Coding and Reimbursement
Coding for Consultations
How to tell a consultation from an office visit -- and get paid.
BY SUZANNE L. CORCORAN, COE
Ophthalmologists are uniquely qualified to render expert opinions about eye conditions. But in order to get paid promptly for a consultation, it's important to code your claim correctly.
Q: When is it appropriate to use a consultation code? It's appropriate to use this code whenever an attending physician consults with you because he needs additional information from a specialist to better care for his patient. The essential attribute of a consultation is the question-answer interplay between you and the attending physician. He asks you to evaluate a problem and provide an answer to his query.
Q: How should we code for consultations? Medicare recognizes three types of consultations:
- inpatient consultations (9925x, 9926x), which involve patients who've been admitted to a facility such as a hospital or nursing home
- outpatient consultations (9924x), which usually take place in your office, although they may occur in locations such as a hospital outpatient department
- confirmatory (or second opinion) consultations (9927x). These are re-quested by the patient, the patient's family, or (occasionally) an insurance company, rather than another doctor.
Q: Is any special documentation required? It's critical that your documentation answer these questions:
- Who referred the patient?
- What is the problem?
- Why was the consultation needed?
The beginning of the patient's medical record should address these questions, and your response to the referring doctor should start by answering them.
Consultations use E/M coding, so you need to supply the same levels of documentation to support the various levels of service as you would when using new patient E/M codes.
In addition, to support a claim for a consultation, documentation must demonstrate that all of the following conditions were met:
Someone requested your advice or opinion. The request, whether verbal or written, may have come from another physician, some other appropriate source, such as a nurse practitioner, or the patient (in confirmatory consultations). The medical record must contain documentation of the request, as well as the need for the consultation.
You performed a history and examination. Diagnostic tests may be ordered separately.
A written report was filed. The report must contain your findings and recommendations. It must be sent to the referring physician to become part of the patient's permanent medical record, and a copy must be kept in your files.
The attending physician did not transfer care of the patient to you. A transfer of care occurs when the referring physician transfers the responsibility for the patient's complete care to the receiving physician at the time of referral, and the receiving physician documents acceptance of care in advance.

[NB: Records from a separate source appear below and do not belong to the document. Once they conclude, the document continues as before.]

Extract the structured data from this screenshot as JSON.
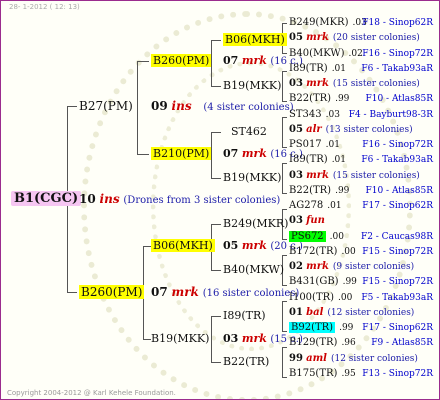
{
  "header": {
    "date": "28-  1-2012 ( 12: 13)"
  },
  "root": {
    "name": "B1(CGC)",
    "year": "10",
    "breeder": "ins",
    "note": "(Drones from 3 sister colonies)"
  },
  "g1": {
    "sire": "B27(PM)",
    "sire_year": "09",
    "sire_breeder": "ins",
    "sire_note": "(4 sister colonies)",
    "dam": "B260(PM)",
    "dam_year": "07",
    "dam_breeder": "mrk",
    "dam_note": "(16 sister colonies)"
  },
  "g2": [
    {
      "name": "B260(PM)",
      "year": "07",
      "breeder": "mrk",
      "note": "(16 c.)"
    },
    {
      "name": "B210(PM)",
      "year": "07",
      "breeder": "mrk",
      "note": "(16 c.)"
    },
    {
      "name": "B06(MKH)",
      "year": "05",
      "breeder": "mrk",
      "note": "(20 c.)"
    },
    {
      "name": "B19(MKK)",
      "year": "03",
      "breeder": "mrk",
      "note": "(15 c.)"
    }
  ],
  "g3": [
    "B06(MKH)",
    "B19(MKK)",
    "ST462",
    "B19(MKK)",
    "B249(MKR)",
    "B40(MKW)",
    "I89(TR)",
    "B22(TR)"
  ],
  "g4": [
    {
      "name": "B249(MKR)",
      "year": ".03",
      "colony": "F18 - Sinop62R"
    },
    {
      "name": "05",
      "breeder": "mrk",
      "note": "(20 sister colonies)"
    },
    {
      "name": "B40(MKW)",
      "year": ".02",
      "colony": "F16 - Sinop72R"
    },
    {
      "name": "I89(TR)",
      "year": ".01",
      "colony": "F6 - Takab93aR"
    },
    {
      "name": "03",
      "breeder": "mrk",
      "note": "(15 sister colonies)"
    },
    {
      "name": "B22(TR)",
      "year": ".99",
      "colony": "F10 - Atlas85R"
    },
    {
      "name": "ST343",
      "year": ".03",
      "colony": "F4 - Bayburt98-3R"
    },
    {
      "name": "05",
      "breeder": "alr",
      "note": "(13 sister colonies)"
    },
    {
      "name": "PS017",
      "year": ".01",
      "colony": "F16 - Sinop72R"
    },
    {
      "name": "I89(TR)",
      "year": ".01",
      "colony": "F6 - Takab93aR"
    },
    {
      "name": "03",
      "breeder": "mrk",
      "note": "(15 sister colonies)"
    },
    {
      "name": "B22(TR)",
      "year": ".99",
      "colony": "F10 - Atlas85R"
    },
    {
      "name": "AG278",
      "year": ".01",
      "colony": "F17 - Sinop62R"
    },
    {
      "name": "03",
      "breeder": "fun",
      "note": ""
    },
    {
      "name": "PS672",
      "year": ".00",
      "colony": "F2 - Caucas98R",
      "hl": "g"
    },
    {
      "name": "B172(TR)",
      "year": ".00",
      "colony": "F15 - Sinop72R"
    },
    {
      "name": "02",
      "breeder": "mrk",
      "note": "(9 sister colonies)"
    },
    {
      "name": "B431(GB)",
      "year": ".99",
      "colony": "F15 - Sinop72R"
    },
    {
      "name": "I100(TR)",
      "year": ".00",
      "colony": "F5 - Takab93aR"
    },
    {
      "name": "01",
      "breeder": "bal",
      "note": "(12 sister colonies)"
    },
    {
      "name": "B92(TR)",
      "year": ".99",
      "colony": "F17 - Sinop62R",
      "hl": "c"
    },
    {
      "name": "B129(TR)",
      "year": ".96",
      "colony": "F9 - Atlas85R"
    },
    {
      "name": "99",
      "breeder": "aml",
      "note": "(12 sister colonies)"
    },
    {
      "name": "B175(TR)",
      "year": ".95",
      "colony": "F13 - Sinop72R"
    }
  ],
  "footer": {
    "copyright": "Copyright 2004-2012 @ Karl Kehele Foundation."
  }
}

Q: Who can request a consultation? The requesting doctor is usually the patient's attending physician, although internists, pediatricians, optometrists, and others would qualify. Generally, an emergency room doctor won't request a consultation; he or she wants to transfer the care of the patient to the ophthalmologist and doesn't expect to have the patient returned for ongoing care.
Q: What about treatment or tests? The initial visit may qualify as a consultation, even if you plan or initiate diagnostic and/or therapeutic services, including surgery. Doing so is simply viewed as a courtesy to the attending physician to expedite patient care.
However, if you see the patient again to provide additional patient care, the patient has become part of your practice; you're no longer acting as a consultant. Those later services should be billed using established patient office visit or subsequent hospital care codes.